Strong Religion

G. A. Almond-R. Scott Appleby-E. Sivan, Strong Religion: The Rise of Fundamentalism around the World, The University of Chicago Press, Chicago and London 2003

Strong religion rappresenta la summa del decennale Fundamentalism Project, importante sforzo di studiosi di diversa formazione volto a investigare se fenomeni sociologici possano rivelare somiglianze fra i gruppi cosiddetti fondamentalisti  delle principali religioni. Un totale di 75 movimenti sono stati analizzati da storici, antropologi, sociologi e studiosi di scienza politica. I gruppi inclusi sono appartenenti a cristianesimo, ebraismo, islam induismo, buddismo sikkismo e neoconfucianesimo.

Il volume prende l’avvio definendo la “cultura dell’enclave”, chiarendo che essa si sviluppa come risultato della marginalizzazione della religione nelle società industrializzate così come in quelle in via di sviluppo. I gruppi fondamentalisti, ci viene detto, sono “enclave like”; vivono isolati, completamente separti dal resto della società, all’interno di “mura” reali o virtuali. Questi gruppi traggono il proprio impeto da un antagonismo strutturato nei confronti della società, in ogni caso considerata come l’altro cui opporsi. I loro membri sono legati da un forte senso di unità; credono in una fede che generalmente si rifà a un libro sacro come fonte per ogni cosa e in ogni tempo e, in linea di massima, offrono ai membri solamente una ricompensa morale.

Passo dopo passo il volume presenta il genere e la specie del fondamentalismo – distinguendo le numerose strong religion in due filoni principali: i credo abramitici, ossia ebraismo, crisitanesimo e islam, e quelli sincretici come induismo e buddismo, che tendono a un sincretismo di obbiettivi religiosi, razziali ed etnici. Con un’acuta analisi Strong Religion presenta le parole chiave di questi movimenti, collocandoli all’interno della società da cui originano e sottolineando come essi rappresentino una reazione a determinate configurazioni politiche e sociali.
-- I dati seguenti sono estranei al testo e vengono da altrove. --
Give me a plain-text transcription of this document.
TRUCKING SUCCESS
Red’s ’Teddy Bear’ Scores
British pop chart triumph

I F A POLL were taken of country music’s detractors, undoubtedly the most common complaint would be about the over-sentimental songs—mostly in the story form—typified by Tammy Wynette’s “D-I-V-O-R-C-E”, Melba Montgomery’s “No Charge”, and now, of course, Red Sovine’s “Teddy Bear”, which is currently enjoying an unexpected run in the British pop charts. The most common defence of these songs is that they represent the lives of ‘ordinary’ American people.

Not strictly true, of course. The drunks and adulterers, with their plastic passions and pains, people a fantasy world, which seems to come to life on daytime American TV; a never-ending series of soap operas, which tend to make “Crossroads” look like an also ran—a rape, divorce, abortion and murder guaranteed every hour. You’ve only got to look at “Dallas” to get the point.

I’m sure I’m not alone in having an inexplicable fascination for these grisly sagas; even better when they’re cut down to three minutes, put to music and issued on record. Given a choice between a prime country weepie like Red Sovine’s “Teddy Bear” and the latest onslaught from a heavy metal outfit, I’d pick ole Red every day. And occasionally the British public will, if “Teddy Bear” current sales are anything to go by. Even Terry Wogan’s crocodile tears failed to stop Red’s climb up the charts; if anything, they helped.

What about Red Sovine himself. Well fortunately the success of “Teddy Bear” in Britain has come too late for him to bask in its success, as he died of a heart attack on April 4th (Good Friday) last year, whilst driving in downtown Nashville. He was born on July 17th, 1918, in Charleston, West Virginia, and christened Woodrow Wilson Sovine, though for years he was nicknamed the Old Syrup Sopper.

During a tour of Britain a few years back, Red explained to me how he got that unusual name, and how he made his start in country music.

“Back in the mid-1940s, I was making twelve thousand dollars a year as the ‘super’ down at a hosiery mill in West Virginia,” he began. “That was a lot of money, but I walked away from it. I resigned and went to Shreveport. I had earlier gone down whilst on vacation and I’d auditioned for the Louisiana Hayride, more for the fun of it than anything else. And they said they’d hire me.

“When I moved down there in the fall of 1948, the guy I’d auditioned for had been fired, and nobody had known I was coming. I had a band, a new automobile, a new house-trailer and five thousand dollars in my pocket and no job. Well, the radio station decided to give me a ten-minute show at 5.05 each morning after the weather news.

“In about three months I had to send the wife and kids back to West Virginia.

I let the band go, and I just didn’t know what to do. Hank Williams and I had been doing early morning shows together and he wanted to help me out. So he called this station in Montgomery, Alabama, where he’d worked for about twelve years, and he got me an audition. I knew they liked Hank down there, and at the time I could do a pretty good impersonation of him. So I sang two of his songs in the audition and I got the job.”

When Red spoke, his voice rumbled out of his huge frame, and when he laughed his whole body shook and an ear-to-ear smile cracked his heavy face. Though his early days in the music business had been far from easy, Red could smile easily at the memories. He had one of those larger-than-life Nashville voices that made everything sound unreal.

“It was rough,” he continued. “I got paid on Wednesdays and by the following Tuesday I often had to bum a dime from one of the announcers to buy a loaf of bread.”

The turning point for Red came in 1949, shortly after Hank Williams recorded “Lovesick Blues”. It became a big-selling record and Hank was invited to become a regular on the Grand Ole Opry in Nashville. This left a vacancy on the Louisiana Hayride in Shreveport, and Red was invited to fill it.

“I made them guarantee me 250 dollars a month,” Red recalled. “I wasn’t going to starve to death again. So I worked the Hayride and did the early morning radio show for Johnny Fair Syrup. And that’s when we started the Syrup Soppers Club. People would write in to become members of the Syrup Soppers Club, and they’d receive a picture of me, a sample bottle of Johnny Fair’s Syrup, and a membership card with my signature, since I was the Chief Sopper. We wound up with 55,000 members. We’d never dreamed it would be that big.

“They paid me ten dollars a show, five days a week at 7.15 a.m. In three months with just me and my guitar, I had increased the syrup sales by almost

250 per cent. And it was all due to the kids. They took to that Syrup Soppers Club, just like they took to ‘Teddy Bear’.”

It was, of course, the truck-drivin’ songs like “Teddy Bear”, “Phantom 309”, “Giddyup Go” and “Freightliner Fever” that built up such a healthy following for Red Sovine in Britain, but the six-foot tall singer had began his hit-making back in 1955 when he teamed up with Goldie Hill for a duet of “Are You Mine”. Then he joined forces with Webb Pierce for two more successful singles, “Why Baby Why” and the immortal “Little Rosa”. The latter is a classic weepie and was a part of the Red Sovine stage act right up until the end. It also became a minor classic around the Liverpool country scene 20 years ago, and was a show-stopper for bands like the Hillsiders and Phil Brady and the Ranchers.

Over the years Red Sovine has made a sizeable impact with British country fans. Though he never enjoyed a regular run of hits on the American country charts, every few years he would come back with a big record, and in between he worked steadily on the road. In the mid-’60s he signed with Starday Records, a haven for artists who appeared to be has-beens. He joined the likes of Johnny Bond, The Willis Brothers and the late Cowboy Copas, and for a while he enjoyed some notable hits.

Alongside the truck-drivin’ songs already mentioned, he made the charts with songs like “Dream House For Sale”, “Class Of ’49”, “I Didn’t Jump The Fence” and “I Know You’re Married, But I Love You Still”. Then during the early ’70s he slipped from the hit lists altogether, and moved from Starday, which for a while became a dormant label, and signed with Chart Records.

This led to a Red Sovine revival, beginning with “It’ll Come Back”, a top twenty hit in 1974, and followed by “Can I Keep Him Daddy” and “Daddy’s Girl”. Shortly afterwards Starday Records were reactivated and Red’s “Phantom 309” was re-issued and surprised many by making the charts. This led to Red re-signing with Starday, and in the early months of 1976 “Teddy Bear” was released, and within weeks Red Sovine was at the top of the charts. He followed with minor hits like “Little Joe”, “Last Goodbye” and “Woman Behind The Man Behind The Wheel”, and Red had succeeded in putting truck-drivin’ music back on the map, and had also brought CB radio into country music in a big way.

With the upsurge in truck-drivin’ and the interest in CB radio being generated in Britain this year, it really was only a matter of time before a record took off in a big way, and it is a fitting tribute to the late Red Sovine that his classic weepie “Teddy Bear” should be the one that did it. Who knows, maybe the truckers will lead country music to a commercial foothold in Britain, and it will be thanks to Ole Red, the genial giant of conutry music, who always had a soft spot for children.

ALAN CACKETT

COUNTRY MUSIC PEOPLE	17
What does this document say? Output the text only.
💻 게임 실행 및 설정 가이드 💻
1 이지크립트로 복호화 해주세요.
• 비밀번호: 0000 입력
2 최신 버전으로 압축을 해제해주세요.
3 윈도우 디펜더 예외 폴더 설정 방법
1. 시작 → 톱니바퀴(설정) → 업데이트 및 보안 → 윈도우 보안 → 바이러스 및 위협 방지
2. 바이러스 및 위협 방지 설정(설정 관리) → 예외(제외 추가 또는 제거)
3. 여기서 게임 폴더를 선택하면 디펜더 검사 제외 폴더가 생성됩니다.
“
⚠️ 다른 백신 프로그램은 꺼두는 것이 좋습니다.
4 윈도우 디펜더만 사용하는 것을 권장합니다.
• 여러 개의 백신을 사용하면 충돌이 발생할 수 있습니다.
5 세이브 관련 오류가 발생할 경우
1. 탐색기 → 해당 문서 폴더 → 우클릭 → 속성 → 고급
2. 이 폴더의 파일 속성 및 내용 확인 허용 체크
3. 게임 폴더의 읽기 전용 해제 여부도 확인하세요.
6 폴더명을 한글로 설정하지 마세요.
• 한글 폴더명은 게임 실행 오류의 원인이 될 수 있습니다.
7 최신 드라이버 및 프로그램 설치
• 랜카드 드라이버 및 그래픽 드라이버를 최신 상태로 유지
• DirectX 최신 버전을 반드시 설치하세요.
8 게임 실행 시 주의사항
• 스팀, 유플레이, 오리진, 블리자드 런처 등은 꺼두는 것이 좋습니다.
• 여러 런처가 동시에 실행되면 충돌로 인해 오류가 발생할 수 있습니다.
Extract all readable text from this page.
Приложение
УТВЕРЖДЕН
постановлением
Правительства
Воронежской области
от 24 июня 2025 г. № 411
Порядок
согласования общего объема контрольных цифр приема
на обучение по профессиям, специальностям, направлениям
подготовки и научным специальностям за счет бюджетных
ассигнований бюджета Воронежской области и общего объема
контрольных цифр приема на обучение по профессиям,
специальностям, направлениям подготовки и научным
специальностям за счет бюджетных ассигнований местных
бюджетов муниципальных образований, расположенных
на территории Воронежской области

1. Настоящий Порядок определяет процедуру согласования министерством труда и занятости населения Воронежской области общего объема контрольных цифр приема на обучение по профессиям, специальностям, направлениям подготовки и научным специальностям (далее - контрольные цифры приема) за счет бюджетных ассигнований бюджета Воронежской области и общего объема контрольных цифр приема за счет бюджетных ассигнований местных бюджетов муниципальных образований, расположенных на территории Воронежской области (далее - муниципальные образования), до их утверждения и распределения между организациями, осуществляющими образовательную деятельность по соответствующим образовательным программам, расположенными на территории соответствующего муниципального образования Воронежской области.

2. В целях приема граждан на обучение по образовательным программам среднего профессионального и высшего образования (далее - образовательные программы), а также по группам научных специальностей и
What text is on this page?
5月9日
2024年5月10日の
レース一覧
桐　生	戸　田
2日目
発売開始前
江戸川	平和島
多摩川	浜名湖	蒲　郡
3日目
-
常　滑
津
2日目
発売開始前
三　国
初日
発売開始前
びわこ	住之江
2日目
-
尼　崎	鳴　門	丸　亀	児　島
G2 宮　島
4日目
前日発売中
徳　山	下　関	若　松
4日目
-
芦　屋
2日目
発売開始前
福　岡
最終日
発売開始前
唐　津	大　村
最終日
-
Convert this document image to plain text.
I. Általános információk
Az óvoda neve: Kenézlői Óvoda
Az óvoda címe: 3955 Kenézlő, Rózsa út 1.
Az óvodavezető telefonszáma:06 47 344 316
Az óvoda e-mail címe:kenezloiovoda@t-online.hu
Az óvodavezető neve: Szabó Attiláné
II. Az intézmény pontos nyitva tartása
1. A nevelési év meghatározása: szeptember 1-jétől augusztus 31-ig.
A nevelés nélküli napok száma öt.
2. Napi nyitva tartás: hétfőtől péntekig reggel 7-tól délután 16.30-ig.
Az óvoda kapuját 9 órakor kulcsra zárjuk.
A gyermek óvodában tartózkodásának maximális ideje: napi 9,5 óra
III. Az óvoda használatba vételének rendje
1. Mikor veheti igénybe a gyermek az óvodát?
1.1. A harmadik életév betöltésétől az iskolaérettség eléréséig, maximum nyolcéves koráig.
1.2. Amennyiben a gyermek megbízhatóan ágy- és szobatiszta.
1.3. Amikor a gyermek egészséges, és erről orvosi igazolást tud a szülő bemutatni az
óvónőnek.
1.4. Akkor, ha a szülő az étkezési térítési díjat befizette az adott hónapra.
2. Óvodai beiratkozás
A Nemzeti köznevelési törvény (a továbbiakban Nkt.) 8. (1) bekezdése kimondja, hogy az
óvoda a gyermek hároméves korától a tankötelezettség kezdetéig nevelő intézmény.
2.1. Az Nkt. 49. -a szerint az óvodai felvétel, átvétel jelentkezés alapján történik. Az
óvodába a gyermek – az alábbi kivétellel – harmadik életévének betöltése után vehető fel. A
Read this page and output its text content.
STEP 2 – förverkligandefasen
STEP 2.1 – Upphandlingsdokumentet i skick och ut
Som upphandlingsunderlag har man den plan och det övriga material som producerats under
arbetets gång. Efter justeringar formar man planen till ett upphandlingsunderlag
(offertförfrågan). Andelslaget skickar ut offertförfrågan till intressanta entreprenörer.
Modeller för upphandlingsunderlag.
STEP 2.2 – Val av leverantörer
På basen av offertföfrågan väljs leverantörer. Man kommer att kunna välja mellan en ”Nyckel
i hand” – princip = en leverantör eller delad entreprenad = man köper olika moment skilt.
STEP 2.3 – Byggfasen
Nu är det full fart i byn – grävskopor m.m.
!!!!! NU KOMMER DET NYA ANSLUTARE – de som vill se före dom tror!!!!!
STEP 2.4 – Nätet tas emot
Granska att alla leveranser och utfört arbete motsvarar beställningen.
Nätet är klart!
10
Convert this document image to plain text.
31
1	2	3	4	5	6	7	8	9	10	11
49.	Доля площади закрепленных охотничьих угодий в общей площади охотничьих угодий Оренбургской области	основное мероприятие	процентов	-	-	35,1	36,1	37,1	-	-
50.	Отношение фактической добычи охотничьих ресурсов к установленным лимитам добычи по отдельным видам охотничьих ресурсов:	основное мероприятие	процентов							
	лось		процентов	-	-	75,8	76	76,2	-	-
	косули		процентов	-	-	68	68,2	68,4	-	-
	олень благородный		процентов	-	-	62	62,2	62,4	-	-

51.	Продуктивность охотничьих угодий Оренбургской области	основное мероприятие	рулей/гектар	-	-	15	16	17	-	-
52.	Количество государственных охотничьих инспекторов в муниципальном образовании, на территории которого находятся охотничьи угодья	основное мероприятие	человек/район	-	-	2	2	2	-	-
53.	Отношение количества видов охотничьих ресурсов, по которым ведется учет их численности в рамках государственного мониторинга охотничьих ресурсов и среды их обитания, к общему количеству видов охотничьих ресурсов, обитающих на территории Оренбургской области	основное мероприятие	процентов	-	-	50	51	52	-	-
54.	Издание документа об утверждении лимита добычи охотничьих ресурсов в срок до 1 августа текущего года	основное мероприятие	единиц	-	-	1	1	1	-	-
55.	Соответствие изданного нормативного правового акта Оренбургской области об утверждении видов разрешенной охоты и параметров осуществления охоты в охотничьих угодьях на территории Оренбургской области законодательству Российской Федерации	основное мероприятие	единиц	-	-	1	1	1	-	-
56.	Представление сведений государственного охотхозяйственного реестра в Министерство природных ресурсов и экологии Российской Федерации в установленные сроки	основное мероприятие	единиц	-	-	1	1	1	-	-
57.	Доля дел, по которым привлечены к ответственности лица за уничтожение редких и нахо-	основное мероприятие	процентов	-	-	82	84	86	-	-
Come movimenti che nascono per reazione, non hanno un obbiettivo politico preciso, e riducono la loro visione del mondo a una modalità manichea, selezionando fra ciò che si trova all’interno e ciò che si colloca all’esterno dei propri confini.

In tal modo i gruppi fondamentalisti possono solo credere a una conclusione miracolosa del loro cammino, che risolverà tutti i problemi contingenti che la comunità si trova a dover affrontare, e che ricompenserà coloro che stanno “dentro”, punendo coloro che sono “fuori”. Per perseguire l’obbiettivo, in armonia con questa visione del mondo, vengono poste regole fisse ai membri del gruppo riguardo ad autorità, comportamenti e relazioni fra i membri.

Dopo un’introduzione molto ampia, gli autori analizzano oltre 20 gruppi o movimenti per verificare se sia possible catalogarli con la denominazione di fondamentalisti.

Scritto in uno stile fresco, Strong Religion costringe il lettore a pensare criticamente al fondamentalismo, presentandolo in contesti politici ed etnici differenti. Poiché il contesto e il regime politico influenzano le strategie e l’influenza esercitata da questi movimenti, si hanno due conclusioni: innanzitutto, dopo aver letto il volume, non è più possibile pensare che esistano religioni più inclini di altre al fondamentalismo e, in secondo luogo, è chiaro che esiste una relazione tra i regimi autoritari e la nascita di questi movimenti. Di conseguenza, l’unico modo per combatterli è sviluppare una società secolare e pluralista dal punto di vista culturale e ideologico. In breve, solo in una società democratica i movimenti fondamentalisti possono essere gestiti dall'”interno”, poiché esisteranno sempre. Stimolando la loro tendenza a vedere il futuro come lo spazio e il luogo dove la loro missione sarà compiuta, una società democratica può accoglierli nella dinamica del cambiamento, pilastro dei sistemi politici democratici. La società ospite, allora, trasformandoli in una voce arricchente, poiché fornisce loro la possibilità di partecipare al dibattito pubblico, li costringerà a scegliere un attivismo pacifico.

Al termine di un volume così intenso gli autori si chiedono quale sia il furuto per le strong religion e suggeriscono alcuni percorsi, lasciando libero il lettore di trarre le proprie conclusioni. In ogni caso si afferma:

“Le comunità religiose non fondamentaliste che scelgono di ignorare queste e altre questioni sollevate dal fondamentalismo lo fanno a proprio rischio e pericolo. […] lo stesso vale per i politici, i diplomatici, gli educatori e gli uomini di scienza, inclusi coloro che continuano a meravigliarsi falsamente di come la religone militante abbia una nuova ondata di vitalità nella nostra epoca, che si presuppone post religiosa”.

Questa è la sfida del nuovo millennio.